04 · When the agent needs you, it shows its working
When the agent finishes its part, the items that need a person's decision sit right inside the conversation. Each one expands to show the specific invoice, the rule it broke, and a suggested action, so the person can read the reasoning in context and act without having to dig for the original document.
- Extracted 5 attachments from approved emails
- Applying Invoice Processing Skill to 5 invoices
- CIS check complete, 2 flagged, 3 clean
- Approver routing complete
Done processing. I found 2 invoices that need your attention, one has a CIS/VAT error and one is missing a job number. The other 3 look correct. Review and action each one below.
Taking the prototype back to the people who would use it.
Once the prototype was in shape, I went back to a handful of our early customers and showed it to them against the work they actually wanted to use it for. I wanted to see whether the way assignments behaved made sense when the agent was running against their tools, their data, and their own kind of work. A few things came up again and again.
Those four pulled in the same direction, towards work the person can see, a record they and their managers can trust and share, and an assistant that reaches them rather than waiting to be checked on.
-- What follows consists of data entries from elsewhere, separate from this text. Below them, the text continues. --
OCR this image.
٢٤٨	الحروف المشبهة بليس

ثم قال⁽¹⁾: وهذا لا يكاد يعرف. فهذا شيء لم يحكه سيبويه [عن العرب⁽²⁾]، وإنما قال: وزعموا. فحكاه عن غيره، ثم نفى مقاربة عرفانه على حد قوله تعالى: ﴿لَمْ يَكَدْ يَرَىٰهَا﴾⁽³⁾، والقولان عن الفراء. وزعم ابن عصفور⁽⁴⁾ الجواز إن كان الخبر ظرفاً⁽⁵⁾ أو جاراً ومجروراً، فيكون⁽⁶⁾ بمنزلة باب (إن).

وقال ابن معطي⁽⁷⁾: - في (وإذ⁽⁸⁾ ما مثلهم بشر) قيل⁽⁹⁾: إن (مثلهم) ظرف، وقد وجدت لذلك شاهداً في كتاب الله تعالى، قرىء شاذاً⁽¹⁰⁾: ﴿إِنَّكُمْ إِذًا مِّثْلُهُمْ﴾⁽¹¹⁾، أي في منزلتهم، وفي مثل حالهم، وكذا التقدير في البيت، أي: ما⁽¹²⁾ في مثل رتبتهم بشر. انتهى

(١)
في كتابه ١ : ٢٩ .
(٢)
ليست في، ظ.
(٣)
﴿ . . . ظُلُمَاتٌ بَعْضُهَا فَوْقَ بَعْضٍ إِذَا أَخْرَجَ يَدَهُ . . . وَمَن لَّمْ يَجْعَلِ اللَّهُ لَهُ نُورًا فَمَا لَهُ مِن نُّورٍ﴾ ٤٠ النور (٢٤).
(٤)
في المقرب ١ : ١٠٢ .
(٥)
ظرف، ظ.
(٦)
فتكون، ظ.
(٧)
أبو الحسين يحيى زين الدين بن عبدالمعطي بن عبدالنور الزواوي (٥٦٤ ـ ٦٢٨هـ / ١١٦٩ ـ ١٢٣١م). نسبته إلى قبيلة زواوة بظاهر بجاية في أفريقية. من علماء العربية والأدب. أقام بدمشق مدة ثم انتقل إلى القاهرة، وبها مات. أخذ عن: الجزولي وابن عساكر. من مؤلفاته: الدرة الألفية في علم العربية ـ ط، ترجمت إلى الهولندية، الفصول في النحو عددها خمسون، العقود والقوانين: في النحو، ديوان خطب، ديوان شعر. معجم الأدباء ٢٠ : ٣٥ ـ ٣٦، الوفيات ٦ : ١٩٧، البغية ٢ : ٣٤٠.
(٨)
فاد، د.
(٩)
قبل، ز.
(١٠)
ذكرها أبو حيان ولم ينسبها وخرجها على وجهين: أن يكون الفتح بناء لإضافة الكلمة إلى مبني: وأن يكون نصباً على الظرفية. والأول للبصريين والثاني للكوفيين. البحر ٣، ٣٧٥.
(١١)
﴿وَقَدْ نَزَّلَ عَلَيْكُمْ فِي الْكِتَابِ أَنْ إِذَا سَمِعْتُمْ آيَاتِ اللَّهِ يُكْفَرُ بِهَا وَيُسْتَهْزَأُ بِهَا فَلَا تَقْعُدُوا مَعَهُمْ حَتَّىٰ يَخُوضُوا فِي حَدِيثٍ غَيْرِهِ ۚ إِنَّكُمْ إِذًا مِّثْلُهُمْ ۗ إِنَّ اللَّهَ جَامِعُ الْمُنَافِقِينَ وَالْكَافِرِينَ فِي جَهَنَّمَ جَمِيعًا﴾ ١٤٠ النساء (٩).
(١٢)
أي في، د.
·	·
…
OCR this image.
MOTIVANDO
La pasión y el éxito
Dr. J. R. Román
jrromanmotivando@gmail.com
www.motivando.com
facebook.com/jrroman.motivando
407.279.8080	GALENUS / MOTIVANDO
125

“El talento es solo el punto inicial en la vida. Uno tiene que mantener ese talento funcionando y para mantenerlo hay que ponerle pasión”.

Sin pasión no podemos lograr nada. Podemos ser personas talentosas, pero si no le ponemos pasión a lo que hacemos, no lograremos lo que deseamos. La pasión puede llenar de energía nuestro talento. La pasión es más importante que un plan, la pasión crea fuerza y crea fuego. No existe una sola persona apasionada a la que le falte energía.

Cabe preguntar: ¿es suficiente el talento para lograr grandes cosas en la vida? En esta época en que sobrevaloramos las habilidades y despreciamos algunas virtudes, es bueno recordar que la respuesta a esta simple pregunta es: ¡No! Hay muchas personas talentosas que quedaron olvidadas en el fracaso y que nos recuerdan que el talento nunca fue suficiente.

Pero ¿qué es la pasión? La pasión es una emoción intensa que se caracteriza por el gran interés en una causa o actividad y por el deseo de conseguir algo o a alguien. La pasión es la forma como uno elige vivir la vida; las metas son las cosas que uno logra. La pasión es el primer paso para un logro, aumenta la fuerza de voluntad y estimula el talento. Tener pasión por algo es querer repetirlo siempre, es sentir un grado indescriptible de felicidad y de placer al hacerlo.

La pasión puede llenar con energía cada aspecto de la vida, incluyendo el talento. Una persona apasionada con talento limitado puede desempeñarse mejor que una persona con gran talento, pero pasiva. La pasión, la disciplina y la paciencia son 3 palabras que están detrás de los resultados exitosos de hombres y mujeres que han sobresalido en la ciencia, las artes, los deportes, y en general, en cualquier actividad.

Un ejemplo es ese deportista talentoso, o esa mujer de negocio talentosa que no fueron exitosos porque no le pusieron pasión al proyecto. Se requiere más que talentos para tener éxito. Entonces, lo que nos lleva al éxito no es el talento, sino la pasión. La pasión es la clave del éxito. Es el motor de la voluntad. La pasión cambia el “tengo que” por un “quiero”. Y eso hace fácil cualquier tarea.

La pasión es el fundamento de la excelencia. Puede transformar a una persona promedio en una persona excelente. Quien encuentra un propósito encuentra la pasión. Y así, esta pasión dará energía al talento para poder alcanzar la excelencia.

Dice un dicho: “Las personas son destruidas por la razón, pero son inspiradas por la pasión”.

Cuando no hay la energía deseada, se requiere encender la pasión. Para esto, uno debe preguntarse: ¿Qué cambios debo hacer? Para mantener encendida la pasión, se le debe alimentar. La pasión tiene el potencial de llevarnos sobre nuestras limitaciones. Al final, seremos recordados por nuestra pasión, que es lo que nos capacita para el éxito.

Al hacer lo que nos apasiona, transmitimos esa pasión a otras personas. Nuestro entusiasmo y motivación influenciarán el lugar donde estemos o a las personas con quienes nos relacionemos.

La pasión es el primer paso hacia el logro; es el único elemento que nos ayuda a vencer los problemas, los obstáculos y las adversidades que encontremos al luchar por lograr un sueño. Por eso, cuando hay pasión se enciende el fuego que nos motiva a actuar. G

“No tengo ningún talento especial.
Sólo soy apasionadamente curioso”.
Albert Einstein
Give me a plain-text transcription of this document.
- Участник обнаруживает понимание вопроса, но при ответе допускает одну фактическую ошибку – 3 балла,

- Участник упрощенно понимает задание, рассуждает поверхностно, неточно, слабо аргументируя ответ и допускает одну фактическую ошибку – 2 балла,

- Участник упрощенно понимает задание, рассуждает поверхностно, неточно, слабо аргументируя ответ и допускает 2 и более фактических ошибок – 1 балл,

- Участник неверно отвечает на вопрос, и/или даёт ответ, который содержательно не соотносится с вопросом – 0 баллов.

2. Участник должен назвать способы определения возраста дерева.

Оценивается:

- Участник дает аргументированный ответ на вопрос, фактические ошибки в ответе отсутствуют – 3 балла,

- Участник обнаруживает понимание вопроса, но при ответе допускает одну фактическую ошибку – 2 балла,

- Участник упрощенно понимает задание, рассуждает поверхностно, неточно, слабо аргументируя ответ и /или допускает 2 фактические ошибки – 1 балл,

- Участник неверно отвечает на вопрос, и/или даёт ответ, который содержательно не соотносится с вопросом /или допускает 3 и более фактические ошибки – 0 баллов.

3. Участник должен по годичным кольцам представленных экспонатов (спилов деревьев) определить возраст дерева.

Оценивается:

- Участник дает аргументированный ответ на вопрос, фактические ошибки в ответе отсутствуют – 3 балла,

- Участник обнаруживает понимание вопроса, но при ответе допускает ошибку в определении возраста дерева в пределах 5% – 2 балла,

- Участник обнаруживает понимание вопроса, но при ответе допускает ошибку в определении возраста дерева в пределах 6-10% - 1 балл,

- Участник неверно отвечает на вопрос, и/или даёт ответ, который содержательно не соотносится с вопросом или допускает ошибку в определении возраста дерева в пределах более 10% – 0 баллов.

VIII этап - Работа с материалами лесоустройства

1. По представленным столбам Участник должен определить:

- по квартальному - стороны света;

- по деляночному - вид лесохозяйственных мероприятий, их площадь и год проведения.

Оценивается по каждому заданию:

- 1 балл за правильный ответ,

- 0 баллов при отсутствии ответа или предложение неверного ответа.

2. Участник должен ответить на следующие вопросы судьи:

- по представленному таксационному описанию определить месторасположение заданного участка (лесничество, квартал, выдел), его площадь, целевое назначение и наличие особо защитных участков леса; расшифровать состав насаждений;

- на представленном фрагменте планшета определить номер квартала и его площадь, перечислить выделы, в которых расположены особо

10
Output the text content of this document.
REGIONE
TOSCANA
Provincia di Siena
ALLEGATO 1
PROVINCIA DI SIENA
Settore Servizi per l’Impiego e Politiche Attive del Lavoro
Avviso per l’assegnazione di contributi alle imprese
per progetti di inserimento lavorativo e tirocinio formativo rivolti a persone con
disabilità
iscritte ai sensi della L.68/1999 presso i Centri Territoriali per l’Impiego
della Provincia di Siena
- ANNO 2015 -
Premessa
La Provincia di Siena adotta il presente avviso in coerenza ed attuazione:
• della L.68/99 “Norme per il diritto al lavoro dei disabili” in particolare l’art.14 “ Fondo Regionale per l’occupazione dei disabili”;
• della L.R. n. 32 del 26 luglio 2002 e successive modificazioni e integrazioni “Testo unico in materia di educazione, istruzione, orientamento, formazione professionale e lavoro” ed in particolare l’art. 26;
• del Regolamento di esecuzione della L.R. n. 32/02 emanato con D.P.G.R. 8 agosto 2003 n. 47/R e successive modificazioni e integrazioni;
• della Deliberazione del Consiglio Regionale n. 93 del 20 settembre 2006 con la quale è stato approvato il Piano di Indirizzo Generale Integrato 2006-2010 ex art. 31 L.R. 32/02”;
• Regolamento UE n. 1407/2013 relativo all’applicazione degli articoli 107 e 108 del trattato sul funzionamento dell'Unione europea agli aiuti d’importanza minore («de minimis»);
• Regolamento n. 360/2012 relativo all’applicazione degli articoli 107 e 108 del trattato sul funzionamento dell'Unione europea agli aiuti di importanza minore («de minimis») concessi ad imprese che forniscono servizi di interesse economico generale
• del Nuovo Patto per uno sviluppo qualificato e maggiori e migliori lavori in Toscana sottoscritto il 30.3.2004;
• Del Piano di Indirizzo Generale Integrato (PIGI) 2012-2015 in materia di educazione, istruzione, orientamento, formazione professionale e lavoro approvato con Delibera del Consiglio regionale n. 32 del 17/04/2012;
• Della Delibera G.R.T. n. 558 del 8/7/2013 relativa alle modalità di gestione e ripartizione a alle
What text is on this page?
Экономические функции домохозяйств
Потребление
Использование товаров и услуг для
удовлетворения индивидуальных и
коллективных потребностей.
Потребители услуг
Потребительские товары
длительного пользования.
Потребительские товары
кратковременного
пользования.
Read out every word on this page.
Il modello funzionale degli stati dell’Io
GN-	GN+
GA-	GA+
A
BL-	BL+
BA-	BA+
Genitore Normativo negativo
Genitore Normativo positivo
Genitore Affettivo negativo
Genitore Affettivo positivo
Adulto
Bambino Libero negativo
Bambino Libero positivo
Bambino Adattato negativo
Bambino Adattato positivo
They confirmed the direction the assignment was heading and shaped the parts I went back to refine.
None of this is really specific to Brim. Any AI tool that acts on someone's behalf has to solve the same thing, which is how a person stays in control of work they cannot fully predict, and that is going to be true of most of the tools we use over the next few years.
People will lean on AI for real decisions, so it has to earn their trust.
What worked
The thing I keep coming back to is that as AI gets better, people are going to hand more of their decisions over to it, so the work worth doing is making that feel trustworthy. What I noticed across the design is that trust gets earned, and the shape of how it gets earned turned out to be specific. It is earned when the person can see what is running as it happens, when the agent shows its reasoning for what it has done or is about to do, and when the actual files it is reading and producing stay visible rather than getting tucked behind a polished result. Holding the first run to an approval at every checkpoint turned out to be the thing that let people relax into it later, and the through-line, that the agent has to make itself legible to the person, is the same thread I keep pulling on in the design system case study next door.
What I'd do differently
I'd get into user testing earlier and more often, since a lot of what I learned about how people want to watch an AI work came from feedback I could only have gathered by putting real runs in front of them sooner. The other piece we haven't fully worked out is how separate assignments tie together when they are really part of one larger piece of work. Chaining them is something we are still developing, and it isn't entirely clear yet, which is honestly one of the more interesting problems left to solve.